Block Category: Matrix Operation

Inputs: Scalar.

Output: Vector.

Description: The buffer block places a sequence of values in a buffer based on the buffer length, the time between successive samples, and the duration of the simulation. The buffer generates a single vector output.

When the buffer block is added to a feedback loop, the buffer updates on its dt value.

This block is useful for performing basic digital signal processing operations.

Add “Buffer Full” Output Pin: Adds an output connector that goes high when the buffer is full.

Add Input Trigger: Runs if trigger input is true (1); or does nothing if false (0).

Buffer Length: Determines the number of samples; that is, the size of the buffer.

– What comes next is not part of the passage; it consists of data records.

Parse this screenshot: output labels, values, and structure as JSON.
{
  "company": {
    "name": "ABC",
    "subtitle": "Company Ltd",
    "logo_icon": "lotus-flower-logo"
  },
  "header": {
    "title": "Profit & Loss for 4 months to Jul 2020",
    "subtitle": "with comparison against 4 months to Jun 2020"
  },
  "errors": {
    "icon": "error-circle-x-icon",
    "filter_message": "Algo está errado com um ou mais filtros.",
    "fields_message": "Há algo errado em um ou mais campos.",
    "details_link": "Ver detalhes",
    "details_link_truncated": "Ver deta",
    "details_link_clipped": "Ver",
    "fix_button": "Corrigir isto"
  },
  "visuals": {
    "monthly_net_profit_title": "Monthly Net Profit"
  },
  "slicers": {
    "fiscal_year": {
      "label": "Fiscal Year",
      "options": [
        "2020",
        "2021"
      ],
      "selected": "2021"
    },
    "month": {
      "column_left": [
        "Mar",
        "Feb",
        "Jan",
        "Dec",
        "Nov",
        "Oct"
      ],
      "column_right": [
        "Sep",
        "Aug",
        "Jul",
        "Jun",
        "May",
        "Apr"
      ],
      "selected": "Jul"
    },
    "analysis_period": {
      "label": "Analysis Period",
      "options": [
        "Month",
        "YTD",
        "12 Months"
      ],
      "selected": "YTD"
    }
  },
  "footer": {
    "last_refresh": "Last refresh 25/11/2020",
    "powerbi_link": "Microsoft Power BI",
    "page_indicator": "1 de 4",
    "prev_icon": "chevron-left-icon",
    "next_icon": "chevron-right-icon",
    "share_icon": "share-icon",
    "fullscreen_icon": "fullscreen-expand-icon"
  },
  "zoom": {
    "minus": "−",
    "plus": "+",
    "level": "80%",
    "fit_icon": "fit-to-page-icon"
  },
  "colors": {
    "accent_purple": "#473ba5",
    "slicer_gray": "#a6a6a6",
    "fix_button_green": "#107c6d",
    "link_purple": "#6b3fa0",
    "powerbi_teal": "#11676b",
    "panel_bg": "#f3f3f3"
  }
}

dT: Determines the time between successive samples; that is, the rate at which samples of the incoming signal are collected and placed in the buffer. When a buffer block is added to a feedback loop, the buffer updates on its dt value.

Reverse Buffer: Reverses the order of elements in the buffer. Instead of newest to oldest they are ordered oldest to newest.

Use Circular Buffer: When activated, the buffer block performs full buffer chunks at a time. It starts writing at the far end of the buffer and finishes at the first element. If you also activated Add “Buffer Full” Output Pin, a flag is set indicating the buffer is ready.



1. Basic buffer operation

Consider the following buffer block, with a buffer length of 4 and time between successive samples of 0.01.

buffer blk example

For simplicity, let the simulation step size be equal to 0.01. If the input to the buffer is an arbitrary non-zer0 signal, such as a ramp signal, then after two simulation time steps, the output of buffer is a vector of length 4, with the first two elements containing non-zero values and the remaining two still at 0. At the very next time step, the simulation appears as:

buffer blk example 2

The previous values are pushed down the vector by one cell, and the top cell is occupied by the latest sample. Once the simulation goes beyond four time steps, the output is a full vector.

Obviously, if the input signal itself is 0 for some points, those values will be reflected accurately in the output.

2. Computation of FFT and inverse FFT

Consider a simple example, where a sinusoidal signal is converted to frequency domain via FFT, and then reconstructed using the IFFT.

A sinusoid block generates a sinusoid signal with a frequency of 1 rad/sec. The signal is passed through a buffer block of length 128 samples and a time between successive samples of 0.01. The output of the buffer block is connected to an fft block, which computes a 128-sample FFT of the original sinusoid at a sampling rate of 0.01.

The output of the fft block is Fourier coefficients. The individual coefficients are accessed using a vecToScalar block. The first four coefficients are plotted to show their variation with time.

Signal reconstruction is performed by feeding the output of the fft block to an ifft block to compute the IFFT. The output of the ifft block is a vector of length 128 samples. The contents of this vector are just 128 sinusoid reconstructions, with each sinusoid trailing the preceding sinusoid by an amount equal to the sampling rate.

The first element in the ifft output vector does not have any delay because 0 time has elapsed between the FFT and IFFT phases. In most real-world situations, however, there is a small, non-zero delay between the input signal and its reconstruction that is introduced by the processor performing the numerical computations of FFT and IFFT algorithms.